Architekt Eberhard Ritz als Zeitzeuge am Gymnasium in Viechtach

Anlässlich des Reformationsjubiläums erarbeiteten die evangelischen Schüler und Schülerinnen unter Leitung ihrer Religionslehrerin Sandra Weber eine kleine Ausstellung zur besonderen Geschichte evangelischer Christen in Niederbayern und insbesondere in Viechtach.
Den größten Wachstumsschub ihrer Geschichte erfuhr die kleine evangelische Gemeinde von Viechtach in den Jahren 1945 bis 1949. In dieser Zeit wuchs die Mitgliederzahl von 250 auf 3000 an! Die neuen Gemeindemitglieder kamen als Flüchtlinge und Vertriebene aus Schlesien und Ostpreußen. Nach Flucht und Vertreibung suchten und fanden sie eine neue Heimat im bayerischen Wald.
Einer von ihnen war der heute 87-jährige Architekt Eberhard Ritz, der mit 15 Jahren aus Schlesien nach Viechtach flüchtete. In einem lebendigen Vortrag ließ er für die Schüler die Geschichte lebendig werden.
Sie hörten von der Flucht im Januar 1945 mit nichts weiter als 2 Koffern, einem Rucksack und einem Fahrrad und von der Ankunft am Viechtacher Bahnhof am 5. März bei ca. 15 cm Schnee und frostigen -10°C. Nur eine Woche später wurde der 15-jährige in Viechtach gemustert und mit 11 weiteren Gleichaltrigen aus dem damaligen Landkreis Viechtach zum Reichsarbeitsdienst eingezogen.
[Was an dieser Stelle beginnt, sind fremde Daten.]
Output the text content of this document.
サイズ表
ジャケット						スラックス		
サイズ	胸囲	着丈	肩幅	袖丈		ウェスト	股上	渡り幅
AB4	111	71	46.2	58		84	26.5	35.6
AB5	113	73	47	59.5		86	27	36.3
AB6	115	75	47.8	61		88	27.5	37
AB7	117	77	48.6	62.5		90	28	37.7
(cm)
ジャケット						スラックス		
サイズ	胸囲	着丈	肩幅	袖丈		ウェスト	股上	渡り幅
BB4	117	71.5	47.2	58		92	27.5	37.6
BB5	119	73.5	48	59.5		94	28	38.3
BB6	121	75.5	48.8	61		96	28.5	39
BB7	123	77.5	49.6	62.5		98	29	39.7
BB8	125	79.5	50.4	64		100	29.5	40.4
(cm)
Es wurden Panzersperren in Mengkofen errichtet und Schützengräben an der Donau bei Landau ausgehoben. Die Abteilung kam anschließend nach Winzer an der Donau. Mit Glück gelang ihm von dort die Flucht am 24. April 1945, 3 Tage später war er wieder in dem bereits von den Amerikanern besetzten Viechtach.
Besonders bewegt hat die Schülerinnen und Schüler als Herr Ritz erzählte, dass nur Minuten bevor er mit seiner Mutter in Schlesien aufbrach eine Postkarte ankam, die ihnen den neuen Aufenthaltsort seines Vaters mitteilte, der als Soldat in ein Lazarett verlegt worden war. Wie durch ein Wunder kamen gegenseitig immer wieder Postkarten und Briefe gerade noch rechtzeitig an, auch der Vater erreichte schließlich Viechtach.
Bis 1945 hatten die wenigen evangelischen Christen alle paar Wochen einen Gottesdienst im Rathaus gefeiert, zu dem der zuständige Pfarrer aus Zwiesel anreiste. Mit der steigenden Zahl der Gottesdienstbesucher durfte die evangelische Gemeinde in der katholischen St. Annakapelle ihre Gottesdienste feiern und bekam auch bald einen eigenen Pfarrer.
Der Wunsch nach einer eigenen Kirche wurde immer stärker und ging 1950 in Erfüllung als die vom lutherischen Weltbund gestiftete Christuskirche eingeweiht wurde. Wie sehr die Gemeinde sich dieses Gotteshaus wünschte zeigt auch die Tatsache, dass die Erdarbeiten dazu ausschließlich per Hand von den männlichen Gemeindemitgliedern ausgeführt wurden.
1958 – Herr Ritz war inzwischen als Architekt tätig – wurde die von ihm entworfene Gnadenkirche in Ruhmannsfelden eingeweiht. Auch die dritte Kirche im Gemeindegebiet – die Friedenskirche in Teisnach – wurde vom Architekten Ritz geplant und gebaut und 1964 eingeweiht.
Text: Sandra Weber
Text zum Bild:
Beginn der Arbeiten zum Bau der Christuskirche mit vielen fleißigen Helfern aus der Gemeinde.